Characteristics of patients with non-severe infections of different SARS-CoV-2 omicron subvariants in China

Abstract

Objective: The aim of this study was to explore the clinical characteristics of patients infected with different Omicron subvariants presenting non-severe disease, evaluate the safety and efficacy of Azvudine for treatment of COVID-19, in order to broaden understanding of Omicron subvariant infections.

Method: A total of 244 individuals with Omicron subvariant (BA.2.76, n = 158; BA.5.1, n = 86) were included in the study. Demographic, clinical, and laboratory data of the study participants were collected and analyzed.

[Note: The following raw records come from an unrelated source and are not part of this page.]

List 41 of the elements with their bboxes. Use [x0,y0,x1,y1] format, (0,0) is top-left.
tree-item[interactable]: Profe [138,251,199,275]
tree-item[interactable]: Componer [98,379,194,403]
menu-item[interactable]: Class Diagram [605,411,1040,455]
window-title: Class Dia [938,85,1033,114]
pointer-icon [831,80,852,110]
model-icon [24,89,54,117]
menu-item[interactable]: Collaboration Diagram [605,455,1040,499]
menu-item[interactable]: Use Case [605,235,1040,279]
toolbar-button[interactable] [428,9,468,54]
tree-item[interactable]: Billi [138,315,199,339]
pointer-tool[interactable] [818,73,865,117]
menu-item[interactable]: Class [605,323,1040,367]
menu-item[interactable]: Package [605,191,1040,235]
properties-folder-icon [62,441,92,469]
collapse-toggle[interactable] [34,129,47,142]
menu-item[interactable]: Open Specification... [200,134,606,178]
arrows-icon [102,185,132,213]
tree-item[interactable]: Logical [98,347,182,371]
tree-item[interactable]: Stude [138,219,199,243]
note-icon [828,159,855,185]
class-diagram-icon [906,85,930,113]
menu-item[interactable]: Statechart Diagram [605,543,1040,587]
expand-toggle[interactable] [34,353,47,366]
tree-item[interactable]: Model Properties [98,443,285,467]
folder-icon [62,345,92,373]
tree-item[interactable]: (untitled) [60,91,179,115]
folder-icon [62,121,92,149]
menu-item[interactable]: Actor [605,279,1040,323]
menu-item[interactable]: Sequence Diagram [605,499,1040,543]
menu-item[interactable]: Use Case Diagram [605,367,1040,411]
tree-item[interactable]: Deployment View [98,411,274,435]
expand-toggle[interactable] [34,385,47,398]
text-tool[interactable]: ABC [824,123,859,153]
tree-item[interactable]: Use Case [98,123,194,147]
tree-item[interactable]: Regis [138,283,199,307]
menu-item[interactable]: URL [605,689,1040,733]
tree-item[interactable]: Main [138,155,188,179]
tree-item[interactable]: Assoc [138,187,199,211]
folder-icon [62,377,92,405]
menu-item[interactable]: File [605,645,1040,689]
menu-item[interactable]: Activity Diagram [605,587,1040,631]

Result: Patients infected with BA.5.1 exhibited a higher incidence of clinical symptoms like fatigue (25.58% vs. 2.53%, p < 0.001), headache/dizziness (12.79% vs. 4.43%, p = 0.017), nausea/vomiting (10.47% vs. 1.27%, p = 0.002), viral loads and inflammatory factors, and shorter virus shedding time than those with BA.2.76. There are 28.1% patients reporting mild adverse events following Azvudine administration. After treatment, the levels of anti-SARS-CoV-2 IgG/IgM, white blood cell, and lymphocyte obviously increased, while C-reactive protein, procalcitonin, and D-dimer reduced. Azvudine speeded up the time for virus clearance compared to control treatment (10 vs. 11 days, p = 0.032). Low lymphocyte counts (odd ratio (OR) = 0.607, p = 0.001) and anti-SARS-CoV-2 IgG titer (OR = 0.990, p = 0.028) were the independent risk factors for long nucleic acid negativization duration after infection. Patients with pneumonia were often accompanied by dyspnea, fatigue and high level of D-dimer. Dyspnea (OR = 10.176, p = 0.019) could be used to identify the occurrence of pneumonia in patients infected with Omicron.

Conclusion: The study demonstrated the difference in clinical and laboratory parameters between patients infected with Omicron BA.2.76 and BA.5.1, as well as the safety and efficacy of Azvudine therapy. Our study linked patient manifestations to Omicron subvariant, treatment, and clinical outcomes, which is conducive to healthcare providers/policymakers to revise and implement appropriate countermeasures, facilitating appropriately advise for individuals with Omicron subvariant infections.

Keywords: Azvudine; BA.2.76; BA.5.1; clinical features; nucleic acid negativization; omicron subvariant; pneumonia.

Figure 1

Azvudine improved the immune and inflamatory status of patients infected with Omicron variant. (A) The time of viral clearance was shorter in Azvudine group than control group. (B,C) Azvudine treatment significantly enhanced the titers of anti-SARS-CoV-2 IgG (B) and IgM (C) compared to control treatment. (D–F) The reduction of C-reactive protein (D), procalcitonin (E), and D-dimer (F) in azvudine group was greater than that in control group. G-H. After treatment, immune cells including white blood cell counts (G), lymphocyte counts (H), and platelet (I) of patients receiving azvudine increased more than those in control group. Statistical analysis was performed by Wilcoxon test (A) and paired Wilcoxon test (B–I). FC, fold change.

Figure 2

Factor associated with virus clearance in patients infected with Omicron subvariants. (A) The heatmap showed the factors correlated with the days for nucleic acid to turn negative after infection. (B) Box plot showed the difference of virul clearancr time between Omicron infected patients with or without fever symptom. (C,D) The association between virul clearance time (days) and lymphocytes counts (C) as well as anti-SARS-CoV-2 IgG (D). (E,F) Risk factors associated with long days of nucleic acid to turn negative in model 1 (E) and model 2 (F). Lymphocytes counts and anti-SARS-CoV-2 IgG titers were evaluated before treatment.

Figure 3

Factor associated with pneumonia in patients infected with Omicron subvariants. (A,B) Proportion (orange) of fatigue (A) and dyspnea (B) symptoms in Omicron infected patients with or without pneumonia. (C) Levels of D-dimer in patients with or without pneumonia before treatment. (D,E) Risk factors related to pneumonia using univariate (D) and multivariate logistic regression (E).